記憶についての不安はあるけれど、体調は悪くはなさそうで安心した。長話がいつも通り長い。
──肺活量があがったかな?
ヨハンがそんな事をいいながら、再び口を開く。
「対して魔族は我々の世界の住人だよ。人間よりずっと強大な力を持つ異種族さ。だが支配欲が強すぎてね。自分達以外は下等と見做して支配したがるんだ。だから過去の歴史において、人間の生存圏に何度も何度もちょっかいをかけてきた。そこでキレたのが教会連中だが……その辺りは君も知っているだろ? 過去3回の人魔大戦の事さ」
人魔大戦の事を知らないものはいないだろう。
勇者と魔王、血湧き肉躍る冒険物語……
「それぞれの時代の勇者はそれぞれの時代の魔王を全て討伐してきているか、あるいは封じてきている。だから人々は魔族が、魔王が“おっかないけれど人が抗えない存在じゃない”と思っていたりする。しかしね、流石にそれは平和ボケが過ぎるんじゃないかと俺は思うよ。人類よりずっと少ない……10分の1以下の数しかいないのに、過去の人魔大戦では全て人類が半分以上殺されているんだからな。記録ではそうなっている。個体の性能差が違いすぎるんだ」
どちらもはた迷惑だなあ。
私は我知らずため息をついた。
現実に魔族と向かい合った身としては、嫌な予感を強く感じざるを得ない。
「この二者が仮に戦ったならば……うーん、まあ悪魔が勝つんじゃないかな。魔族が強ければ強いほどに悪魔が有利だよ。連中は俺達のような脆弱な人間に敗北を喫するとすぐやる気をなくしたり傷ついたりしてしまうんだが、元から強い種族が相手だったら敗北しても大して堪えないからな。またすぐ顕現して魔族が死ぬまでしつこく付きまとうとおもう」
悪魔は恐ろしい存在らしいけれど、妙にせこいというか……小物感がある……気がする。
私の微妙な表情に気づいたのか、ヨハンが笑いながら言った。
「分かるぞ。まあ庶民感があるというか、セコい……俺もそう思う。ただ、基本的には危険な存在だ。
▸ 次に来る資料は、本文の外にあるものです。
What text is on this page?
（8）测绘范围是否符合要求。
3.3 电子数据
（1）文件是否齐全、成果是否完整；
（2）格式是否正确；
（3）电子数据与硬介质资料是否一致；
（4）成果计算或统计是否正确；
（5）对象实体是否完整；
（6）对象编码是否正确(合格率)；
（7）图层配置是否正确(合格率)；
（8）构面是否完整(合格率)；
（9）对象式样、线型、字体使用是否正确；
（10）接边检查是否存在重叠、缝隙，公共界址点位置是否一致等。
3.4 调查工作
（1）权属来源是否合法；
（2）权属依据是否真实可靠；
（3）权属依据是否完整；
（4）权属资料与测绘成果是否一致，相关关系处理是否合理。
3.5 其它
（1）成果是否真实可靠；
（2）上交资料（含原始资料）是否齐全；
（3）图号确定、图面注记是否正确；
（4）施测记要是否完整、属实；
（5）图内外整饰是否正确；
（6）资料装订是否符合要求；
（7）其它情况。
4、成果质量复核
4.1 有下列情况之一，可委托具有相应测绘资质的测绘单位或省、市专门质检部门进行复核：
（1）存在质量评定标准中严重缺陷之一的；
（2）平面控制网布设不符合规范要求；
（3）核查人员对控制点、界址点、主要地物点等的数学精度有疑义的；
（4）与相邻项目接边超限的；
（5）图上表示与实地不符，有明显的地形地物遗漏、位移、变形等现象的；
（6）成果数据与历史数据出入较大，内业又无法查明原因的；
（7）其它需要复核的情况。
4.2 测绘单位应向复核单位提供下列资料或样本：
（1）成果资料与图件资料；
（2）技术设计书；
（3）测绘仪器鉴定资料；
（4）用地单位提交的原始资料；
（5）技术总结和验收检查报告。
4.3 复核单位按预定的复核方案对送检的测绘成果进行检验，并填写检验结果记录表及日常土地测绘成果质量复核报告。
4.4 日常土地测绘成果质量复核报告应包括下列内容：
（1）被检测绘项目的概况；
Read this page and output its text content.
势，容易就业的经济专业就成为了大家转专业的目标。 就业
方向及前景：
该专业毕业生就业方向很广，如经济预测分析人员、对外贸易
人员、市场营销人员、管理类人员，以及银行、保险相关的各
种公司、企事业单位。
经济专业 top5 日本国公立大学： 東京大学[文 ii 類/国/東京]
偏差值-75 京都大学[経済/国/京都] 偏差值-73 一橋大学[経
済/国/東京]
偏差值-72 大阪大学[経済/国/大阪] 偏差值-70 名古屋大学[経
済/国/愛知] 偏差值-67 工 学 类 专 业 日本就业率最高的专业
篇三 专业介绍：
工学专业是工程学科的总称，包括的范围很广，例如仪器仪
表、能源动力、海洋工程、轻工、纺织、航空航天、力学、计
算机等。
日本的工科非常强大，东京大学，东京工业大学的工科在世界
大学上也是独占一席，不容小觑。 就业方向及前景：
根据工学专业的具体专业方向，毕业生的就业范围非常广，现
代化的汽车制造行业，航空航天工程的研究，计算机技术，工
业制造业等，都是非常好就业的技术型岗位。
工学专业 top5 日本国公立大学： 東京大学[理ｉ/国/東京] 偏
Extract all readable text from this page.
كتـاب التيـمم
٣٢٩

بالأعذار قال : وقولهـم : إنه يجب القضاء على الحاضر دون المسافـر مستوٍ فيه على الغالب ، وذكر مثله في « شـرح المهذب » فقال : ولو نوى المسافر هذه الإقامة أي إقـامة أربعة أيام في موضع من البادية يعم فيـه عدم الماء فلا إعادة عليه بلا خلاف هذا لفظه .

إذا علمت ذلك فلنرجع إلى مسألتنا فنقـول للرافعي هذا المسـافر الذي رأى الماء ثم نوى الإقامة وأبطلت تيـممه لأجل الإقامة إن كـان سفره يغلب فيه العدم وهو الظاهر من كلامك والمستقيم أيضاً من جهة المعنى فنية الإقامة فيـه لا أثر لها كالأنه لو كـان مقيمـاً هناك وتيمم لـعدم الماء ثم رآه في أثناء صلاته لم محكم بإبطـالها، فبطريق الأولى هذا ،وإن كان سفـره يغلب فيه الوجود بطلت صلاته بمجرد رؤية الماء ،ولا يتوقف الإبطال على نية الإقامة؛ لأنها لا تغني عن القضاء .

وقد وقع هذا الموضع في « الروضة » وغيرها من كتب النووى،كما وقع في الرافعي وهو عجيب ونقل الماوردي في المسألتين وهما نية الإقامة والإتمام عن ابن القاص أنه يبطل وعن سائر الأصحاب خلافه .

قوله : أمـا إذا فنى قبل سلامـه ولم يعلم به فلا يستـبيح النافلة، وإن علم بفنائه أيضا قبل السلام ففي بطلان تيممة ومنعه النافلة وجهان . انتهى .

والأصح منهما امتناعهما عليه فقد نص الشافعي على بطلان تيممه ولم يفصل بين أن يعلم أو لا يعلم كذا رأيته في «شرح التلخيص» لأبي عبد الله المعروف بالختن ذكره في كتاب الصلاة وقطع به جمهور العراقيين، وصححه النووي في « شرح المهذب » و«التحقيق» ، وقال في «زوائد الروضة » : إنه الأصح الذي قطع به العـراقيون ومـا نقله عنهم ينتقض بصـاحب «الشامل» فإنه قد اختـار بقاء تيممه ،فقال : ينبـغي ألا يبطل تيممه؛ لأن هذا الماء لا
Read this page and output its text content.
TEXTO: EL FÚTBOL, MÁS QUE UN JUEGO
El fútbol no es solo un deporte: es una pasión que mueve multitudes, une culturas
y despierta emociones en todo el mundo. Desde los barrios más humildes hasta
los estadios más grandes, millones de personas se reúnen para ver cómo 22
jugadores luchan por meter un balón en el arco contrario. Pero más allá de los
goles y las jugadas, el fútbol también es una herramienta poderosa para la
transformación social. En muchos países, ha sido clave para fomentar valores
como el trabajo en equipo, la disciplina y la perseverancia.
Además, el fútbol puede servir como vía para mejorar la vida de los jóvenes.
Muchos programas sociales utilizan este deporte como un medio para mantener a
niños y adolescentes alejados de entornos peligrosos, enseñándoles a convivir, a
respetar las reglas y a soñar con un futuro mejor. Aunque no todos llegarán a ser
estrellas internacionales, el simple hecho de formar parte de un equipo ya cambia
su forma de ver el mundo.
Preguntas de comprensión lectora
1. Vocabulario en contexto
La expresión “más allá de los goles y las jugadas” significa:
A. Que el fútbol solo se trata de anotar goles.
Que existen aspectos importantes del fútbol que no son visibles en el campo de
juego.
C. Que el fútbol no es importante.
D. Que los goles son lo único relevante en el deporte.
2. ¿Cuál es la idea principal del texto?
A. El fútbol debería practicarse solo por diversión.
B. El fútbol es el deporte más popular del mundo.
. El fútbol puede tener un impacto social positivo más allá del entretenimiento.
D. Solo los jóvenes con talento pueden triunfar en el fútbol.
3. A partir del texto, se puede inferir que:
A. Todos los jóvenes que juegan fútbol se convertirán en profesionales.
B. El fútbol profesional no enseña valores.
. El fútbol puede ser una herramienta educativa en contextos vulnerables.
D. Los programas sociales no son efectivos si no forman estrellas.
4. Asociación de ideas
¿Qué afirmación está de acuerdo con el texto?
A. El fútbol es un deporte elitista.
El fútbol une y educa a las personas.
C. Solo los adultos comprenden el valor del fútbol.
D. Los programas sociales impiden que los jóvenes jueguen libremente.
気を許してもいいが、心だけは許すなよ」
許さないとも。
君1人で十分だ。
■
怒り、そして憎悪だ。
外に一切出さなかったのでヨルシカは気付かなかったが、最近説明のしようもない怒りと憎悪を常に感じている。
腕を見る。
俺の腕は片方は造りモノだ。
胸を見る。
秘術で俺は記憶を失ったそうだ。
ヨルシカがいうのはそれは母親のものだそうだ。
母親?
なんだそれは。
意味は知っている。
だが俺にはいない。
いないはずがないだろう、人間なら母親がいるものだ。
記憶に整合性がない。
俺は次は何を失う?
命か?
ヨルシカか?
家族か?
トラブルなど、他に解決できるものがいくらでもいるだろう。
中央教会などその最たるものではないか。
俺自身が首を突っ込んでいるから悪いのか?
友や尊敬する者、家族に手を貸したいと思う事は悪い事か?
何も失いたくないなら、何もかもを手放せって?
何故俺がこんな目に遭う?
毎度、毎度……
運命の神などというものがいるのなら、今すぐぶち殺してやる。
ああ……
でも、そうだよな。
そういうものだ。
俺は納得した。
怒りや憎悪もまた納得し、飲み込もう。
◇◇◇
術に必要なものは、魔力だ。
魔力とは想いであったり、感情であったり、意思であったりする。
術の規模は注ぎ込む魔力の量による。
術の正確性はどれだけ静かな波風が立っていない魔力を注ぎこめるかによる。
そして魔力の多さは思いや意思、感情、根源の強度に比例する。
総括すれば、“強い術”というのは発狂に至る程の強烈な感情で魔力を増幅させ、その発狂に至る程の感情を完全に制御し魔力を安定化させ、それをもって術を行使すればいい。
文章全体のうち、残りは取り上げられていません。